Obama, once in office, may be the first post Cold War president.  His challenge would be to help the American people adjust to a world in which other countries challenge  the US economically (China, India) snd push back against American encroachment on long-established spheres of influence (Russia).   That will be a tough sell.   American foreign policy should be founded on how to manage these changes while respecting the self-interests of allies and foes.  The Bush Administration policy was to aggravate them.

August 19, 2008 10:06 PM

ChanRobt said:

mpatrickhendri writes, "...Russian attempts at establishing hegemony over weaker neighbors is of little interest to American voters. Besides, that show of force, involving 35 year old tanks and ill equipped Russina troops, doesn't exactly get me shaking in my boots."

When Russia ruthlessly puts down an internal province (with not tons of international news coverage) that's one thing.

When they send hundreds of tanks and thousands of troops into another country, former Republic or not, blasting apartment buildings, killing lots of civilians, and producing a lot of video footage and wrenching photography in the media, people do notice that.

You and I know we could take out those tanks and troops in an instant, pretty much as in the Persion Gull and Iraq II.  But, the pictures don't say that.

August 20, 2008 10:58 AM

ChanRobt said:

mpatrickhendri, I don't really know what this Lieberman/Graham team to Georgia thing is about.   I read a lotta news and missed it.
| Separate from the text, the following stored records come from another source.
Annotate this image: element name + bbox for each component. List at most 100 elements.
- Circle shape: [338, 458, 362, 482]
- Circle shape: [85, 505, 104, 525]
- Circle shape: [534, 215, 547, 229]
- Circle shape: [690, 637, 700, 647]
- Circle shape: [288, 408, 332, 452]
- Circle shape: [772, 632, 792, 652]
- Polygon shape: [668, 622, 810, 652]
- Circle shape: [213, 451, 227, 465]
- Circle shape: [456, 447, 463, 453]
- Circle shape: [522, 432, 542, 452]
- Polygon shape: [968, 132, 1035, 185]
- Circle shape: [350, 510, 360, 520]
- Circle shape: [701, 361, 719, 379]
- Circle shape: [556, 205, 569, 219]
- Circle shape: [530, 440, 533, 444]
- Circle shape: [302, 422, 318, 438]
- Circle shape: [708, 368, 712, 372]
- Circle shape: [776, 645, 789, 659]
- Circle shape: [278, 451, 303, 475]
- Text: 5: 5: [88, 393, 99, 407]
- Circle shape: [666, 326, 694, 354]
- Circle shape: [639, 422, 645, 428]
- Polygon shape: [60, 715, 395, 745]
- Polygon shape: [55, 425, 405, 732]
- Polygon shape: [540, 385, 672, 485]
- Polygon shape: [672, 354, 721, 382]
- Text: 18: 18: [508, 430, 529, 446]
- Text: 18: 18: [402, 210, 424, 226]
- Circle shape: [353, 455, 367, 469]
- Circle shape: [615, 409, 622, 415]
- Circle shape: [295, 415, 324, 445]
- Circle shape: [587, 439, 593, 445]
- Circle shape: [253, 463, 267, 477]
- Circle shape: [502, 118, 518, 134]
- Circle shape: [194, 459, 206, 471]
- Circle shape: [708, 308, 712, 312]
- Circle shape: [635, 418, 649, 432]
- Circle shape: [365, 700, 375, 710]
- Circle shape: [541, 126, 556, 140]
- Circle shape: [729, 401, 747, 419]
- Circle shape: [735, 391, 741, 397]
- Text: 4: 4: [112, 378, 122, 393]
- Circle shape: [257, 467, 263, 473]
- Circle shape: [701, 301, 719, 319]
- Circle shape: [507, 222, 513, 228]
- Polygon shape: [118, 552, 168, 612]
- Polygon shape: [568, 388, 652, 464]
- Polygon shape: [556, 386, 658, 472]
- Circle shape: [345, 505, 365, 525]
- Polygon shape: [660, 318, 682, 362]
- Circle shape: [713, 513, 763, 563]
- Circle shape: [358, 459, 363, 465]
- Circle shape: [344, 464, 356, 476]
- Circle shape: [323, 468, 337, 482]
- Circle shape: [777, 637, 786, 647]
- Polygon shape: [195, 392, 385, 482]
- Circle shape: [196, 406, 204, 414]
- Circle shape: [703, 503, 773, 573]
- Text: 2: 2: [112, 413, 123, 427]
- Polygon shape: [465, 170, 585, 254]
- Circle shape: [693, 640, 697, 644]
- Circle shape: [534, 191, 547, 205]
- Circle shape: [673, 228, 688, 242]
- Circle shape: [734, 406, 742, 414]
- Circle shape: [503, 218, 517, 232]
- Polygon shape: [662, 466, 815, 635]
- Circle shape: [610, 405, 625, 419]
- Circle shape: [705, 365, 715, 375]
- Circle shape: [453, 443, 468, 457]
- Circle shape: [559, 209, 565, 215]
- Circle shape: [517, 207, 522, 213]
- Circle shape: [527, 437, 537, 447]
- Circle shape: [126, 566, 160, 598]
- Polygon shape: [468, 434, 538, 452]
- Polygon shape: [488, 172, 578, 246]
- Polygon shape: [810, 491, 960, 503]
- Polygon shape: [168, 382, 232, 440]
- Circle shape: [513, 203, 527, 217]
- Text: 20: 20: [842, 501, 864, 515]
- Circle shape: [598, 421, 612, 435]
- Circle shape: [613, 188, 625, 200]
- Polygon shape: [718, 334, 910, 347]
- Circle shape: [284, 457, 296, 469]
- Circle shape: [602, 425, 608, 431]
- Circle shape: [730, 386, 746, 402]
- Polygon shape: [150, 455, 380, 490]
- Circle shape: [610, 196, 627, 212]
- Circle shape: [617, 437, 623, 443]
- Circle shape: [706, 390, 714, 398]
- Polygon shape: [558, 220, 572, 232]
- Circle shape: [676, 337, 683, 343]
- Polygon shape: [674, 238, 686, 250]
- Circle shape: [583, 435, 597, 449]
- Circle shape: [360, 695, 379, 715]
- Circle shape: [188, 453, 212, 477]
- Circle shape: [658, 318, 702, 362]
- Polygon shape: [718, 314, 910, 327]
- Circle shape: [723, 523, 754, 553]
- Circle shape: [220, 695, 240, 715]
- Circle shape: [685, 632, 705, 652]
In any event, how are they inserting themselves into foreign affairs to the detriment of the president or State?  Are they fact-finding?  Are they meeting with the president of Georgia and giving him assurances?

Seems to me Pelosi went to Syria not long ago and did some discussing and negotiating that what probably contrary to what the administration wanted said, done, or discussed.  Did you criticize that?

August 20, 2008 11:03 AM

Robert Powell said:

I think it's important to note that it's possible that on occasion bad things happen in the world that can't be attributed entirely to the Bush Administration. The facts seem to be that everyone from the desk officer at State to Bush himself direct to Shaakashvili has been warning Georgia in no uncertain terms not to take the Russian bait. Russia had hundreds of tanks sitting in the tunnel leading into South Ossetia; they had the Black Sea Fleet off the coast of Abkazia; a short time ago they ran a huge military exercise in Southern Russia that was an exact preview of the invasion.

One did not need to be Nostradamus to predict the likely outcome of Shaakashvili's objectively justified, but blindingly stupid act of responding to provocations in South Ossetia with major military force, including shooting at Russian "peacekeepers".

And there's no question that McCain is the political beneficiary here.

August 20, 2008 2:33 PM

ChanRobt said:

Robert P, remember those teenagers in San Francisco who climbed up on the tiger cage, threw a shoe down or somesuch.  One or two of thm got pulled into the pit and torn to shreds.

People do really stupid stuff.  Even presidents of vulnerable Russian border states.